The only exceptions to this are contained in Article 8 which permits dumping to be carried out

"in cases of force majeure caused by stress of weather, or in any case which constitutes a danger to human life or a real threat to vessels..."

Incineration of wastes at sea was permitted under the 1972 Convention, but was later prohibited under amendments adopted in 1993. It is specifically prohibited by Article 5 of the 1996 Protocol.

In recent years concern has been expressed at the practice of exporting wastes which cannot be dumped at sea under the 1972 Convention to non-Contracting Parties. Article 6 of the Protocol states that

"Contracting Parties shall not allow the export of wastes or other matter to other countries for dumping or incineration at sea."

Article 9 requires Contracting Parties to designate an appropriate authority or authorities to issue permits in accordance with the Protocol.

The Protocol recognizes the importance of implementation and Article 11 details compliance procedures under which, no later than two years after the entry into force of the Protocol, the Meeting of Contracting Parties

"shall establish those procedures and mechanisms necessary to assess and promote compliance..."

A key provision is the so-called transitional period (Article 26) which allows new Contracting Parties to phase in compliance with the convention over a period of five years. This provision is supported by extended technical assistance provisions.

IMO is made responsible for Secretariat duties in relation to the Protocol (as it is by the 1972 Convention). Other Articles contain procedures for settling disputes (Article 16) and amendments. Amendments to the Articles shall enter into force

"on the 60th day after two-thirds of Contracting Parties shall have deposited an instrument of acceptance of the amendment with the Organization" (meaning IMO).

The Protocol contains three annexes.
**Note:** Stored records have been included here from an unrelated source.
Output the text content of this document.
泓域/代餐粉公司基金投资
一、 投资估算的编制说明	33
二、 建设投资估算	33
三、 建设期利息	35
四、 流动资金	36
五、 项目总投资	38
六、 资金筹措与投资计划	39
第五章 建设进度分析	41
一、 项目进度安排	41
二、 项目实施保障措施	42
Annex 1 is described above and the other two deal with assessment of wastes and arbitral procedures. Amendments to the annexes are adopted through a tacit acceptance procedure under which they will enter into force not later than 100 days after being adopted. The amendments will bind all Contracting Parties except those which have explicitly expressed their non-acceptance.

 

International Convention on Oil Pollution Preparedness, Response and Co-operation, 1990

Adoption: 30 November 1990
Entry into force: 13 May 1995

 

In July 1989, a conference of leading industrial nations in Paris called upon IMO to develop further measures to prevent pollution from ships. This call was endorsed by the IMO Assembly in November of the same year and work began on a draft convention.
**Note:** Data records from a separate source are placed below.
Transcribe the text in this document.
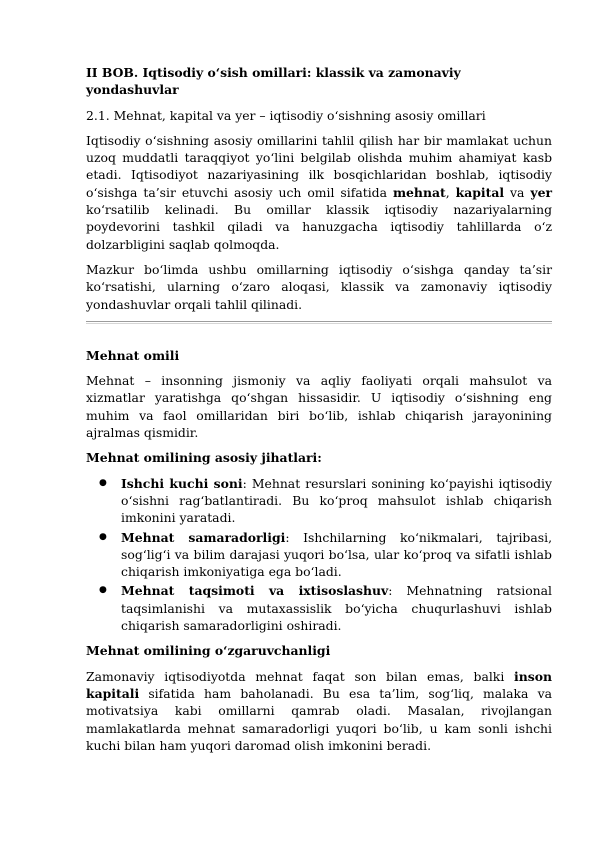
II BOB. Iqtisodiy o‘sish omillari: klassik va zamonaviy yondashuvlar

2.1. Mehnat, kapital va yer – iqtisodiy o‘sishning asosiy omillari

Iqtisodiy o‘sishning asosiy omillarini tahlil qilish har bir mamlakat uchun uzoq muddatli taraqqiyot yo‘lini belgilab olishda muhim ahamiyat kasb etadi. Iqtisodiyot nazariyasining ilk bosqichlaridan boshlab, iqtisodiy o‘sishga ta’sir etuvchi asosiy uch omil sifatida mehnat, kapital va yer ko‘rsatilib kelinadi. Bu omillar klassik iqtisodiy nazariyalarning poydevorini tashkil qiladi va hanuzgacha iqtisodiy tahlillarda o‘z dolzarbligini saqlab qolmoqda.

Mazkur bo‘limda ushbu omillarning iqtisodiy o‘sishga qanday ta’sir ko‘rsatishi, ularning o‘zaro aloqasi, klassik va zamonaviy iqtisodiy yondashuvlar orqali tahlil qilinadi.

Mehnat omili

Mehnat – insonning jismoniy va aqliy faoliyati orqali mahsulot va xizmatlar yaratishga qo‘shgan hissasidir. U iqtisodiy o‘sishning eng muhim va faol omillaridan biri bo‘lib, ishlab chiqarish jarayonining ajralmas qismidir.

Mehnat omilining asosiy jihatlari:

● Ishchi kuchi soni: Mehnat resurslari sonining ko‘payishi iqtisodiy o‘sishni rag‘batlantiradi. Bu ko‘proq mahsulot ishlab chiqarish imkonini yaratadi.
● Mehnat samaradorligi: Ishchilarning ko‘nikmalari, tajribasi, sog‘lig‘i va bilim darajasi yuqori bo‘lsa, ular ko‘proq va sifatli ishlab chiqarish imkoniyatiga ega bo‘ladi.
● Mehnat taqsimoti va ixtisoslashuv: Mehnatning ratsional taqsimlanishi va mutaxassislik bo‘yicha chuqurlashuvi ishlab chiqarish samaradorligini oshiradi.

Mehnat omilining o‘zgaruvchanligi

Zamonaviy iqtisodiyotda mehnat faqat son bilan emas, balki inson kapitali sifatida ham baholanadi. Bu esa ta’lim, sog‘liq, malaka va motivatsiya kabi omillarni qamrab oladi. Masalan, rivojlangan mamlakatlarda mehnat samaradorligi yuqori bo‘lib, u kam sonli ishchi kuchi bilan ham yuqori daromad olish imkonini beradi.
The purpose of the convention is to provide a global framework for international co-operation in combating major incidents or threats of marine pollution. Parties to the convention will be required to establish measures for dealing with pollution incidents, either nationally or in co-operation with other countries. Ships are required to carry a shipboard oil pollution emergency plan, the contents of which are to be developed by IMO. Operators of offshore units under the jurisdiction of Parties are also required to have oil pollution emergency plans or similar arrangements which must be co-ordinated with national systems for responding promptly and effectively to oil pollution incidents.
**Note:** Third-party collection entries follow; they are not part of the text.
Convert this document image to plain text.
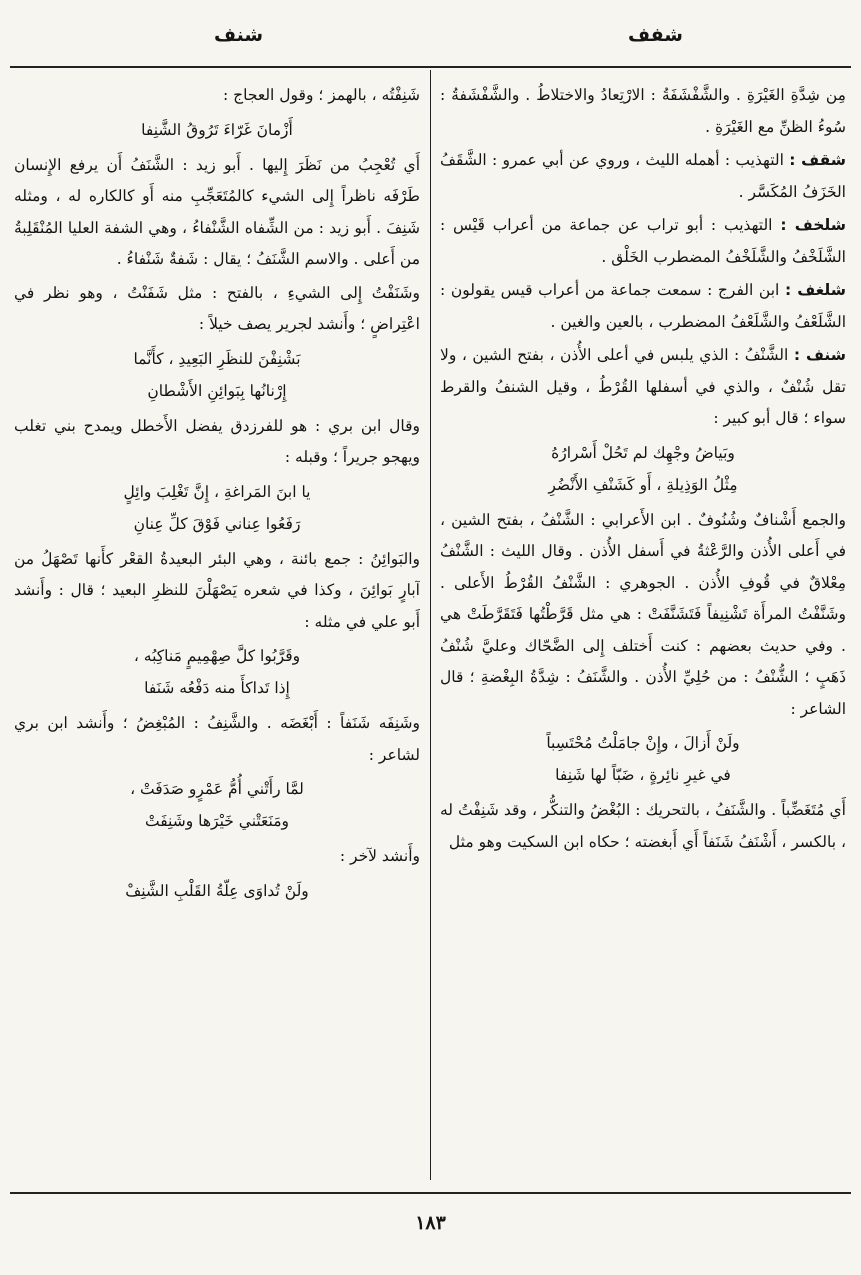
شفف
شنف

مِن شِدَّةِ الغَيْرَةِ . والشَّفْشَفَةُ : الارْتِعادُ والاختلاطُ . والشَّفْشَفةُ : سُوءُ الظنِّ مع الغَيْرَةِ .

شقف : التهذيب : أهمله الليث ، وروي عن أبي عمرو : الشَّقَفُ الخَزَفُ المُكَسَّر .

شلخف : التهذيب : أبو تراب عن جماعة من أعراب قَيْس : الشَّلَخْفُ والشَّلَخْفُ المضطرب الخَلْق .

شلغف : ابن الفرج : سمعت جماعة من أعراب قيس يقولون : الشَّلَعْفُ والشَّلَعْفُ المضطرب ، بالعين والغين .

شنف : الشَّنْفُ : الذي يلبس في أعلى الأُذن ، بفتح الشين ، ولا تقل شُنْفٌ ، والذي في أسفلها القُرْطُ ، وقيل الشنفُ والقرط سواء ؛ قال أبو كبير :

وبَياضُ وجْهِك لم تَحُلْ أَسْرارُهُ
مِثْلُ الوَذِيلةِ ، أَو كَشَنْفِ الأَنْضُرِ

والجمع أَشْنافٌ وشُنُوفٌ . ابن الأَعرابي : الشَّنْفُ ، بفتح الشين ، في أَعلى الأُذن والرَّعْثةُ في أَسفل الأُذن . وقال الليث : الشَّنْفُ مِعْلاقٌ في قُوفِ الأُذن . الجوهري : الشَّنْفُ القُرْطُ الأَعلى . وشَنَّفْتُ المرأَة تَشْنِيفاً فَتَشَنَّفَتْ : هي مثل قَرَّطْتُها فَتَقَرَّطَتْ هي . وفي حديث بعضهم : كنت أَختلف إِلى الضَّحّاك وعليَّ شُنْفُ ذَهَبٍ ؛ الشُّنْفُ : من حُلِيِّ الأُذن . والشَّنَفُ : شِدَّةُ البِغْضةِ ؛ قال الشاعر :

ولَنْ أَزالَ ، وإِنْ جامَلْتُ مُحْتَسِباً
في غيرِ نائِرةٍ ، ضَبّاً لها شَنِفا

أَي مُتَغَضِّباً . والشَّنَفُ ، بالتحريك : البُغْضُ والتنكُّر ، وقد شَنِفْتُ له ، بالكسر ، أَشْنَفُ شَنَفاً أَي أَبغضته ؛ حكاه ابن السكيت وهو مثل

شَنِفْتُه ، بالهمز ؛ وقول العجاج :

أَزْمانَ غَرّاءَ تَرُوقُ الشَّنِفا

أَي تُعْجِبُ من نَظَرَ إِليها . أَبو زيد : الشَّنَفُ أَن يرفع الإِنسان طَرْفَه ناظراً إِلى الشيء كالمُتَعَجِّبِ منه أَو كالكاره له ، ومثله شَنِفَ . أَبو زيد : من الشِّفاه الشَّنْفاءُ ، وهي الشفة العليا المُنْقَلِبةُ من أَعلى . والاسم الشَّنَفُ ؛ يقال : شَفةٌ شَنْفاءُ .

وشَنَفْتُ إِلى الشيءِ ، بالفتح : مثل شَفَنْتُ ، وهو نظر في اعْتِراضٍ ؛ وأَنشد لجرير يصف خيلاً :

بَشْنِفْنَ للنظَرِ البَعِيدِ ، كأَنَّما
إِرْنانُها بِبَوائِنِ الأَشْطانِ

وقال ابن بري : هو للفرزدق يفضل الأَخطل ويمدح بني تغلب ويهجو جريراً ؛ وقبله :

يا ابنَ المَراغةِ ، إِنَّ تَغْلِبَ وائِلٍ
رَفَعُوا عِناني فَوْقَ كلِّ عِنانِ

والبَوائِنُ : جمع بائنة ، وهي البئر البعيدةُ القعْر كأَنها تَصْهَلُ من آبارٍ بَوائِنَ ، وكذا في شعره يَصْهَلْنَ للنظرِ البعيد ؛ قال : وأَنشد أَبو علي في مثله :

وقَرَّبُوا كلَّ صِهْمِيمٍ مَناكِبُه ،
إِذا تَداكأَ منه دَفْعُه شَنَفا

وشَنِفَه شَنَفاً : أَبْغَضَه . والشَّنِفُ : المُبْغِضُ ؛ وأَنشد ابن بري لشاعر :

لمَّا رأَتْني أُمُّ عَمْرٍو صَدَفَتْ ،
ومَنَعَتْني خَيْرَها وشَنِفَتْ

وأَنشد لآخر :

ولَنْ تُداوَى عِلّةُ القَلْبِ الشَّنِفْ
١٨٣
Ships are required to report incidents of pollution to coastal authorities and the convention details the actions that are then to be taken. The convention calls for the establishment of stockpiles of oil spill combating equipment, the holding of oil spill combating exercises and the development of detailed plans for dealing with pollution incidents. Parties to the convention are required to provide assistance to others in the event of a pollution emergency and provision is made for the reimbursement of any assistance provided.

The Convention provides for IMO to plan an important co-ordinating role.